California Drought Status

Drought Monitor

In February, California experienced record-high temperatures, especially in Southern California. The proximal cause of this record warmth and mid-winter dry spell is the development of a strong high pressure system that is aligned with the West Coast of North America. Seasonal forecasts have consistently underestimated the magnitude of subtropical ridging, which is causing many parts of California to remain dry despite El Niño conditions.

Drought conditions show no significant changes over the last two weeks. Wetter-than-normal conditions in the past week were confined to the northern-most counties and some parts of the Sierra Nevada. The federal Climate Prediction Center expects drier and warmer-than-normal conditions through much of California over the next two weeks, except for the North Coast. However, above-average rainfall in much of the state is expected for over the next three months.















Snow-water content dropped to 85% for this date, as of February 29 (see these snowpack plots for changes over time).
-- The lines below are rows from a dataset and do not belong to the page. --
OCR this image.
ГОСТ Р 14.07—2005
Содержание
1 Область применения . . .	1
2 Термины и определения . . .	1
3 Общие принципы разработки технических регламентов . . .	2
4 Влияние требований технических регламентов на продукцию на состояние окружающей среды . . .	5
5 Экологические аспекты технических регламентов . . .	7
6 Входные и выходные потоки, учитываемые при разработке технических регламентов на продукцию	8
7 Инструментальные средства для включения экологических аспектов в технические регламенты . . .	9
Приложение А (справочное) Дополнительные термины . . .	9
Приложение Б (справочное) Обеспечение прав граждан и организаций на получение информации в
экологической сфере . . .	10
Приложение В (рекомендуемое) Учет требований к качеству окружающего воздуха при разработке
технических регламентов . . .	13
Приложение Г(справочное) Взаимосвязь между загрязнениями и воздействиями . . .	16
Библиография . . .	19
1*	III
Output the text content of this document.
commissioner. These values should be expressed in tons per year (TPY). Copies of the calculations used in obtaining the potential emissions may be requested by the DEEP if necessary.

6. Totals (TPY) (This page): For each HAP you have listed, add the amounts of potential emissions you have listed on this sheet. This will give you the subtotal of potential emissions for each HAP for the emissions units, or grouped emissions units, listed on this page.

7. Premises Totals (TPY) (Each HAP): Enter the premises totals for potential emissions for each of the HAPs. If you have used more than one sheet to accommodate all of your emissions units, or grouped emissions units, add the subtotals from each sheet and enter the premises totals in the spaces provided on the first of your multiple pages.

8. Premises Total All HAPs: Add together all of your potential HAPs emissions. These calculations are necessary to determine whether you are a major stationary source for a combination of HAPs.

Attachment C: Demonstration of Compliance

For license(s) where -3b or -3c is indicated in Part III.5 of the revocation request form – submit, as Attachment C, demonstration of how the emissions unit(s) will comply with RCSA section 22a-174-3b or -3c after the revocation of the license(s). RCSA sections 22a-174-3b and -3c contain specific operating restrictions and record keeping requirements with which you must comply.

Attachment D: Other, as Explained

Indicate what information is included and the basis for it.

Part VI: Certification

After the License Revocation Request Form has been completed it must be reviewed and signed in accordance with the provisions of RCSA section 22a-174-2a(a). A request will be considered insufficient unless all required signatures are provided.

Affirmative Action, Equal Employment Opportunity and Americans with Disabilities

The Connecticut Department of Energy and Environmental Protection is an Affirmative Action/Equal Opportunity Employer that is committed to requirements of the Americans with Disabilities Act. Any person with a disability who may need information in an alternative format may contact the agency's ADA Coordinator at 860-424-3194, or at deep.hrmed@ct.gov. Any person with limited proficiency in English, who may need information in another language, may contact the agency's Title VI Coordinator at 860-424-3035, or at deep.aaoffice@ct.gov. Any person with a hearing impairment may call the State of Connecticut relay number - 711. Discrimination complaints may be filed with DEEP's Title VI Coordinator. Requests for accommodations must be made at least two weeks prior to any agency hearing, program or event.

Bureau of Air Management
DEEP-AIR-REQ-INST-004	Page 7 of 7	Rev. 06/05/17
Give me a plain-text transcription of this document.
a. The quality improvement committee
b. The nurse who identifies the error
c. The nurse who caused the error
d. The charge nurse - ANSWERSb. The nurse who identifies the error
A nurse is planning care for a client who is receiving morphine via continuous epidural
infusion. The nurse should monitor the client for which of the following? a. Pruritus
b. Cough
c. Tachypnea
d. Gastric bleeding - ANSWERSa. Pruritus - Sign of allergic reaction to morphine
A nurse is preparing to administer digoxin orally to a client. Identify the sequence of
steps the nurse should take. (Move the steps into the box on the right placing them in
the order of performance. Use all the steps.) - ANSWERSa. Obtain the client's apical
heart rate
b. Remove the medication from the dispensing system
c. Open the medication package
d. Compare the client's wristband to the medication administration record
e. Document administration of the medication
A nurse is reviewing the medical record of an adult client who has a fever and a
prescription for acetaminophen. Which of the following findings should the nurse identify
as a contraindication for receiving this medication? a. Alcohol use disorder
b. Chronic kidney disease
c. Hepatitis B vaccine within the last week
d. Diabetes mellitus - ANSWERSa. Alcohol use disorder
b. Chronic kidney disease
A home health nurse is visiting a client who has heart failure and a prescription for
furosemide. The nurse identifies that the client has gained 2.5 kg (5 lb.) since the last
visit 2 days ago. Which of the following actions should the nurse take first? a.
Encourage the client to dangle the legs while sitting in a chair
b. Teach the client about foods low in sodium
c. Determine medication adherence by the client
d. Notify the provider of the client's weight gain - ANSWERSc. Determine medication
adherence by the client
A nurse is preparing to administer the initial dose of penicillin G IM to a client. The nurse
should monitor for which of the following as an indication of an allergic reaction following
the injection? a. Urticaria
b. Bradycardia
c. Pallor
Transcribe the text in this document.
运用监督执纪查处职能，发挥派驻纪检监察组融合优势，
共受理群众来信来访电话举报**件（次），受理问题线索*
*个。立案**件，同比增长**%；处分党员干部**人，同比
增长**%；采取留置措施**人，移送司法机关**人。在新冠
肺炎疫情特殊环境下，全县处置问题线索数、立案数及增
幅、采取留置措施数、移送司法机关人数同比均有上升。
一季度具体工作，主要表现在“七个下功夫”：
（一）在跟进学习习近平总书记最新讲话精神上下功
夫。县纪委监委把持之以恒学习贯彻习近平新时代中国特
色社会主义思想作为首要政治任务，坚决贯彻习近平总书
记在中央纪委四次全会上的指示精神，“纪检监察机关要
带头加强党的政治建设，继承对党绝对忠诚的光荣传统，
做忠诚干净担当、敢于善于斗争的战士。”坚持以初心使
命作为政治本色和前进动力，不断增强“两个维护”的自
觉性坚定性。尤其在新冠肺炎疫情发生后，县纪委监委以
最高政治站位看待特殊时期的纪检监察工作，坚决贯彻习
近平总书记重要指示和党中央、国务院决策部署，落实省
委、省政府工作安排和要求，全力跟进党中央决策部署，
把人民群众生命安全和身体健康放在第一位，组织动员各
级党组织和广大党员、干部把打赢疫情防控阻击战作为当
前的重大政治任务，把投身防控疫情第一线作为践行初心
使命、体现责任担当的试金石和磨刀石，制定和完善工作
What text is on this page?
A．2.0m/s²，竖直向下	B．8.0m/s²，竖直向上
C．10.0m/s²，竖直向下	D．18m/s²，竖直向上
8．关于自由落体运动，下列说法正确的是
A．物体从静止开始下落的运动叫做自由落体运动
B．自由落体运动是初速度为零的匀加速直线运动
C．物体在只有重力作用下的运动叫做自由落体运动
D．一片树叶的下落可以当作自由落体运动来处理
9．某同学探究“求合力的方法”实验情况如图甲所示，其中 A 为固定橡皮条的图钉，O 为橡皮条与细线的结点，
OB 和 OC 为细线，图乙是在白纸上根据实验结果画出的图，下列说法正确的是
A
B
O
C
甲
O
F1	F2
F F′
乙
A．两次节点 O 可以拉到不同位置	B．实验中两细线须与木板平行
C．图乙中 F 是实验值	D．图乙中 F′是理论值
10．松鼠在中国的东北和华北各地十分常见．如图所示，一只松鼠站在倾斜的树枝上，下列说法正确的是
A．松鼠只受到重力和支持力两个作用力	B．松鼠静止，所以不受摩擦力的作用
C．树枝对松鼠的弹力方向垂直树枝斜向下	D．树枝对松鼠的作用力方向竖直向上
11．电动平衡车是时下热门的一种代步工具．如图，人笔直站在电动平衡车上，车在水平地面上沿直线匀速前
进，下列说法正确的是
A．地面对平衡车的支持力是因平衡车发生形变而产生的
Cumulative precipitation is still on course with the 1922-1998 average (see the Northern Sierra, San Joaquin, and Tulare Basin precipitation index charts). March-April-May forecast for California shows above-median rainfall. The outlook through early spring is likely associated with El Niño.





















Reservoir Conditions

Water levels in California’s major reservoirs (representing 27.3 million acre-feet of storage) have slightly increased to 42% of statewide capacity, compared to 40% two weeks ago. These levels also represent 63% of group historical average, and 93% of what they were last year. Major reservoirs such as Lake Oroville, Shasta, and Folsom are now at 75%, 83%, and 112% of historical average, respectively.